We didn’t expect to like this beer but, blimey, we really do.
We found it on our local Wetherspoon, The Tremenheere, where we go a couple of times a month in search of something a bit interesting. Quite often we end up turning round and walking out, unexcited by the choice of Abbot, Doom Bar or Ruddles. We nearly did that this time but something told us to stop and give Jenning’s Sneck Lifter a try.
They’re not a cool brewery, Jenning’s, not least because they’re part of the Marston’s empire these days. We’ve always found their bottled beers a bit dull and the cask — most often Cumberland Ale — fine without being thrilling.
Perhaps it was the fact that we felt sorry for them having been flooded but more likely it was the realisation that, despite having it mentally filed under ‘usual suspects’, we couldn’t remember actually having tried Sneck Lifter from cask.

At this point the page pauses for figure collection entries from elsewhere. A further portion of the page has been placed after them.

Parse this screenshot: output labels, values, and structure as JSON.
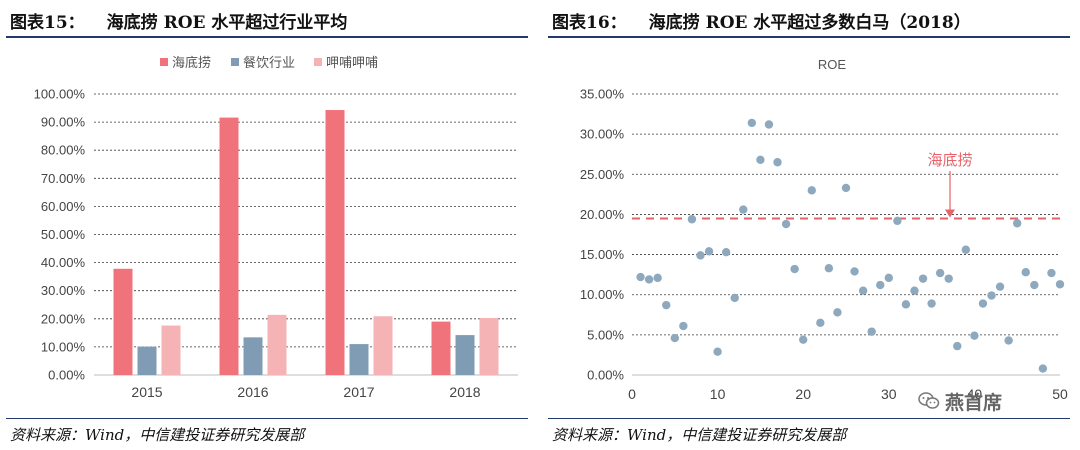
{
  "left": {
    "title_num": "图表15：",
    "title_text": "海底捞 ROE 水平超过行业平均",
    "source": "资料来源：Wind，中信建投证券研究发展部"
  },
  "right": {
    "title_num": "图表16：",
    "title_text": "海底捞 ROE 水平超过多数白马（2018）",
    "source": "资料来源：Wind，中信建投证券研究发展部"
  },
  "watermark": {
    "text": "燕首席"
  },
  "chart_data": [
    {
      "type": "bar",
      "title": "",
      "categories": [
        "2015",
        "2016",
        "2017",
        "2018"
      ],
      "series": [
        {
          "name": "海底捞",
          "values": [
            37.8,
            91.6,
            94.3,
            19.0
          ],
          "color": "#f0737b"
        },
        {
          "name": "餐饮行业",
          "values": [
            10.1,
            13.4,
            11.0,
            14.2
          ],
          "color": "#7f9cb4"
        },
        {
          "name": "呷哺呷哺",
          "values": [
            17.6,
            21.4,
            20.9,
            20.3
          ],
          "color": "#f6b3b5"
        }
      ],
      "yticks": [
        "0.00%",
        "10.00%",
        "20.00%",
        "30.00%",
        "40.00%",
        "50.00%",
        "60.00%",
        "70.00%",
        "80.00%",
        "90.00%",
        "100.00%"
      ],
      "ylim": [
        0,
        100
      ],
      "grid": true,
      "legend": "top-center"
    },
    {
      "type": "scatter",
      "title": "ROE",
      "xticks": [
        "0",
        "10",
        "20",
        "30",
        "40",
        "50"
      ],
      "xlim": [
        0,
        50
      ],
      "yticks": [
        "0.00%",
        "5.00%",
        "10.00%",
        "15.00%",
        "20.00%",
        "25.00%",
        "30.00%",
        "35.00%"
      ],
      "ylim": [
        0,
        35
      ],
      "grid": true,
      "point_color": "#8ea9be",
      "x": [
        1,
        2,
        3,
        4,
        5,
        6,
        7,
        8,
        9,
        10,
        11,
        12,
        13,
        14,
        15,
        16,
        17,
        18,
        19,
        20,
        21,
        22,
        23,
        24,
        25,
        26,
        27,
        28,
        29,
        30,
        31,
        32,
        33,
        34,
        35,
        36,
        37,
        38,
        39,
        40,
        41,
        42,
        43,
        44,
        45,
        46,
        47,
        48,
        49,
        50
      ],
      "y": [
        12.2,
        11.9,
        12.1,
        8.7,
        4.6,
        6.1,
        19.4,
        14.9,
        15.4,
        2.9,
        15.3,
        9.6,
        20.6,
        31.4,
        26.8,
        31.2,
        26.5,
        18.8,
        13.2,
        4.4,
        23.0,
        6.5,
        13.3,
        7.8,
        23.3,
        12.9,
        10.5,
        5.4,
        11.2,
        12.1,
        19.2,
        8.8,
        10.5,
        12.0,
        8.9,
        12.7,
        12.0,
        3.6,
        15.6,
        4.9,
        8.9,
        9.9,
        11.0,
        4.3,
        18.9,
        12.8,
        11.2,
        0.8,
        12.7,
        11.3
      ],
      "reference_line": {
        "label": "海底捞",
        "value": 19.5,
        "color": "#e8626a"
      }
    }
  ]
}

We’ve heard the name, of course, and we think we’ve had it in bottles, when it barely registered, but, no, we’re pretty sure never cask-conditioned.

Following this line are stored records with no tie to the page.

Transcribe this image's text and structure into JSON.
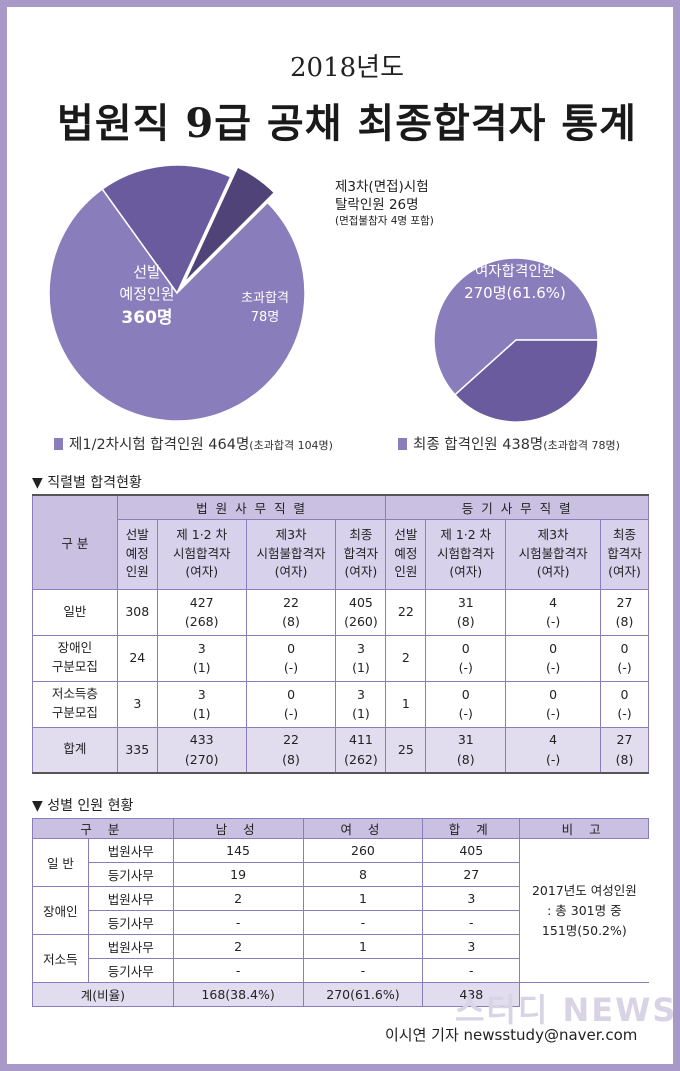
{
  "header": {
    "year": "2018년도",
    "title": "법원직 9급 공채 최종합격자 통계"
  },
  "chart_data": [
    {
      "type": "pie",
      "slices": [
        {
          "name": "선발 예정인원",
          "value": 360
        },
        {
          "name": "초과합격",
          "value": 78
        },
        {
          "name": "제3차(면접)시험 탈락인원",
          "value": 26
        }
      ],
      "labels": {
        "main": [
          "선발",
          "예정인원",
          "360명"
        ],
        "excess": [
          "초과합격",
          "78명"
        ],
        "dropped": [
          "제3차(면접)시험",
          "탈락인원 26명"
        ],
        "dropped_note": "(면접불참자 4명 포함)"
      },
      "colors": {
        "main": "#8a7dbb",
        "excess": "#6a5b9e",
        "dropped": "#4f4377"
      },
      "legend": {
        "text": "제1/2차시험 합격인원 464명",
        "note": "(초과합격 104명)"
      }
    },
    {
      "type": "pie",
      "slices": [
        {
          "name": "여자합격인원",
          "value": 270
        },
        {
          "name": "남자합격인원",
          "value": 168
        }
      ],
      "labels": {
        "women": [
          "여자합격인원",
          "270명(61.6%)"
        ]
      },
      "colors": {
        "women": "#8a7dbb",
        "men": "#6a5b9e"
      },
      "legend": {
        "text": "최종 합격인원 438명",
        "note": "(초과합격 78명)"
      }
    }
  ],
  "table1": {
    "section_title": "▼ 직렬별 합격현황",
    "group_label": "구 분",
    "groups": [
      "법 원 사 무 직 렬",
      "등 기 사 무 직 렬"
    ],
    "col_heads": [
      [
        "선발",
        "예정",
        "인원"
      ],
      [
        "제 1·2 차",
        "시험합격자",
        "(여자)"
      ],
      [
        "제3차",
        "시험불합격자",
        "(여자)"
      ],
      [
        "최종",
        "합격자",
        "(여자)"
      ],
      [
        "선발",
        "예정",
        "인원"
      ],
      [
        "제 1·2 차",
        "시험합격자",
        "(여자)"
      ],
      [
        "제3차",
        "시험불합격자",
        "(여자)"
      ],
      [
        "최종",
        "합격자",
        "(여자)"
      ]
    ],
    "rows": [
      {
        "label": [
          "일반"
        ],
        "cells": [
          [
            "308"
          ],
          [
            "427",
            "(268)"
          ],
          [
            "22",
            "(8)"
          ],
          [
            "405",
            "(260)"
          ],
          [
            "22"
          ],
          [
            "31",
            "(8)"
          ],
          [
            "4",
            "(-)"
          ],
          [
            "27",
            "(8)"
          ]
        ]
      },
      {
        "label": [
          "장애인",
          "구분모집"
        ],
        "cells": [
          [
            "24"
          ],
          [
            "3",
            "(1)"
          ],
          [
            "0",
            "(-)"
          ],
          [
            "3",
            "(1)"
          ],
          [
            "2"
          ],
          [
            "0",
            "(-)"
          ],
          [
            "0",
            "(-)"
          ],
          [
            "0",
            "(-)"
          ]
        ]
      },
      {
        "label": [
          "저소득층",
          "구분모집"
        ],
        "cells": [
          [
            "3"
          ],
          [
            "3",
            "(1)"
          ],
          [
            "0",
            "(-)"
          ],
          [
            "3",
            "(1)"
          ],
          [
            "1"
          ],
          [
            "0",
            "(-)"
          ],
          [
            "0",
            "(-)"
          ],
          [
            "0",
            "(-)"
          ]
        ]
      },
      {
        "label": [
          "합계"
        ],
        "cells": [
          [
            "335"
          ],
          [
            "433",
            "(270)"
          ],
          [
            "22",
            "(8)"
          ],
          [
            "411",
            "(262)"
          ],
          [
            "25"
          ],
          [
            "31",
            "(8)"
          ],
          [
            "4",
            "(-)"
          ],
          [
            "27",
            "(8)"
          ]
        ]
      }
    ]
  },
  "table2": {
    "section_title": "▼ 성별 인원 현황",
    "headers": [
      "구 분",
      "남 성",
      "여 성",
      "합 계",
      "비 고"
    ],
    "groups": [
      {
        "name": "일 반",
        "rows": [
          [
            "법원사무",
            "145",
            "260",
            "405"
          ],
          [
            "등기사무",
            "19",
            "8",
            "27"
          ]
        ]
      },
      {
        "name": "장애인",
        "rows": [
          [
            "법원사무",
            "2",
            "1",
            "3"
          ],
          [
            "등기사무",
            "-",
            "-",
            "-"
          ]
        ]
      },
      {
        "name": "저소득",
        "rows": [
          [
            "법원사무",
            "2",
            "1",
            "3"
          ],
          [
            "등기사무",
            "-",
            "-",
            "-"
          ]
        ]
      }
    ],
    "total": [
      "계(비율)",
      "168(38.4%)",
      "270(61.6%)",
      "438"
    ],
    "note": [
      "2017년도 여성인원",
      ": 총 301명 중",
      "151명(50.2%)"
    ]
  },
  "footer": {
    "watermark": "스터디 NEWS",
    "byline": "이시연 기자  newsstudy@naver.com"
  }
}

It’s hard to say, really, why it excited us. Something about it suggested those Fuller’s Past Masters beers so, to a certain extent, it’s that it tastes antique — like a pint of mild that’s made it across the gulf of time from before World War I. (The brewery pitches it as a ‘winter warmer’ but it could just as easily be branded ‘strong mild’.)
More specific tasting notes feel a bit redundant because, really — it’s just a satisfying beer — but we’ll try.

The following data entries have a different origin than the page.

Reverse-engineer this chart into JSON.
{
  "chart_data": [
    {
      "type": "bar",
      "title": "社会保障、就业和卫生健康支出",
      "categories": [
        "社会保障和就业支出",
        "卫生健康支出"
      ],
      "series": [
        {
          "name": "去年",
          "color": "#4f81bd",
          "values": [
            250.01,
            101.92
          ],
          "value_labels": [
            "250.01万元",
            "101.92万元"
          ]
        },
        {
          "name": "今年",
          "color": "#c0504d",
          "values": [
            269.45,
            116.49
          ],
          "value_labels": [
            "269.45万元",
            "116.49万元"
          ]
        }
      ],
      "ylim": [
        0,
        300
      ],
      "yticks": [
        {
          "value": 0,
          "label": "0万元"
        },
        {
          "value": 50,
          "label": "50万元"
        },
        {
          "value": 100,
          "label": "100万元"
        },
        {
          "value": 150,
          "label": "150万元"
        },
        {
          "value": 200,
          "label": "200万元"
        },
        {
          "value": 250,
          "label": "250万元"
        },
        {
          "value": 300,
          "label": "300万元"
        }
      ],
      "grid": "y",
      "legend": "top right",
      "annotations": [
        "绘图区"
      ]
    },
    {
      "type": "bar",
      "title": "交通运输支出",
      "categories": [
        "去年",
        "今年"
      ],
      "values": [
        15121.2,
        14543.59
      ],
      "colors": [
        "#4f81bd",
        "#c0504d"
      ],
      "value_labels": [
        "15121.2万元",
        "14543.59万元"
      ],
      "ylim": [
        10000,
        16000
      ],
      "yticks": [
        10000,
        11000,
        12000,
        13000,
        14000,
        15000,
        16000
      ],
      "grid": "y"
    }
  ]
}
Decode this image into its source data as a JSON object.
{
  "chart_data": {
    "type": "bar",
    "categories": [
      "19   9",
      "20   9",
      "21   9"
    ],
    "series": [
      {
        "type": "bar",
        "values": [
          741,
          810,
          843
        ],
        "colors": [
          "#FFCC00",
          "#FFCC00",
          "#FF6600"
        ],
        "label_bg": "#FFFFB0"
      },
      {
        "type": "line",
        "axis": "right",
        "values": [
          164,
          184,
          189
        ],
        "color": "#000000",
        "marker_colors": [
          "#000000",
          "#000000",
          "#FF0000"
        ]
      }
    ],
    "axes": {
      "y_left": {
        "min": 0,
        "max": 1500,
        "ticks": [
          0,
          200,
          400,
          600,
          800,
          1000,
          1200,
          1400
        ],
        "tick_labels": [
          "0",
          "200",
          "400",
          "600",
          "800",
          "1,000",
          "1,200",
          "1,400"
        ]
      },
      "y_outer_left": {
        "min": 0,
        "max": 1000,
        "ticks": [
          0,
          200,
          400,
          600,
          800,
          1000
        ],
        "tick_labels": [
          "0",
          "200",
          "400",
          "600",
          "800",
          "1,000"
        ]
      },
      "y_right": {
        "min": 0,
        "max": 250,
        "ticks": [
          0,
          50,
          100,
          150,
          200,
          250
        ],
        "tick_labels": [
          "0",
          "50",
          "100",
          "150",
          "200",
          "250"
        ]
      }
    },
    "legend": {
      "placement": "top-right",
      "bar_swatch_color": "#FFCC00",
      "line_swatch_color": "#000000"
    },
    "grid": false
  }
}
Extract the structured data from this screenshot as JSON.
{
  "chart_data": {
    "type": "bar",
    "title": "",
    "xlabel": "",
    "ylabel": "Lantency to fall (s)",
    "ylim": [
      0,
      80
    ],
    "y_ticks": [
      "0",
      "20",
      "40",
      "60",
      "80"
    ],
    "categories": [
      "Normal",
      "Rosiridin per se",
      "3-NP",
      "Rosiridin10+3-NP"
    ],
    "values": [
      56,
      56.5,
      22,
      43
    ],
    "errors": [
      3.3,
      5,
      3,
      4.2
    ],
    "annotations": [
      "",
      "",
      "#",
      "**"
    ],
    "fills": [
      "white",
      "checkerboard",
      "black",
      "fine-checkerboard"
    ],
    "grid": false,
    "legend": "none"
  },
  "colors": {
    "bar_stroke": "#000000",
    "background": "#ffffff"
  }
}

It’s strong by British standards at 5.1% ABV, and fairly dark — so red it’s almost black, from certain angles. It’s easy-going but rich, in the same territory as Adnam’s Broadside. That is to say, plummy, raisiny and rich without being full-on luxurious. It’s sweet in a way that feels nourishing but before it has chance to become sickly, a countering dry bitterness starts to build up in the mouth: it is balanced in the sense of having flavours tugging two ways rather than as a synonym for bland.
What we’re saying, we suppose, is that if you see Sneck Lifter on cask, you should give it a go, even if you’re a Jenning’s/Marston’s sceptic.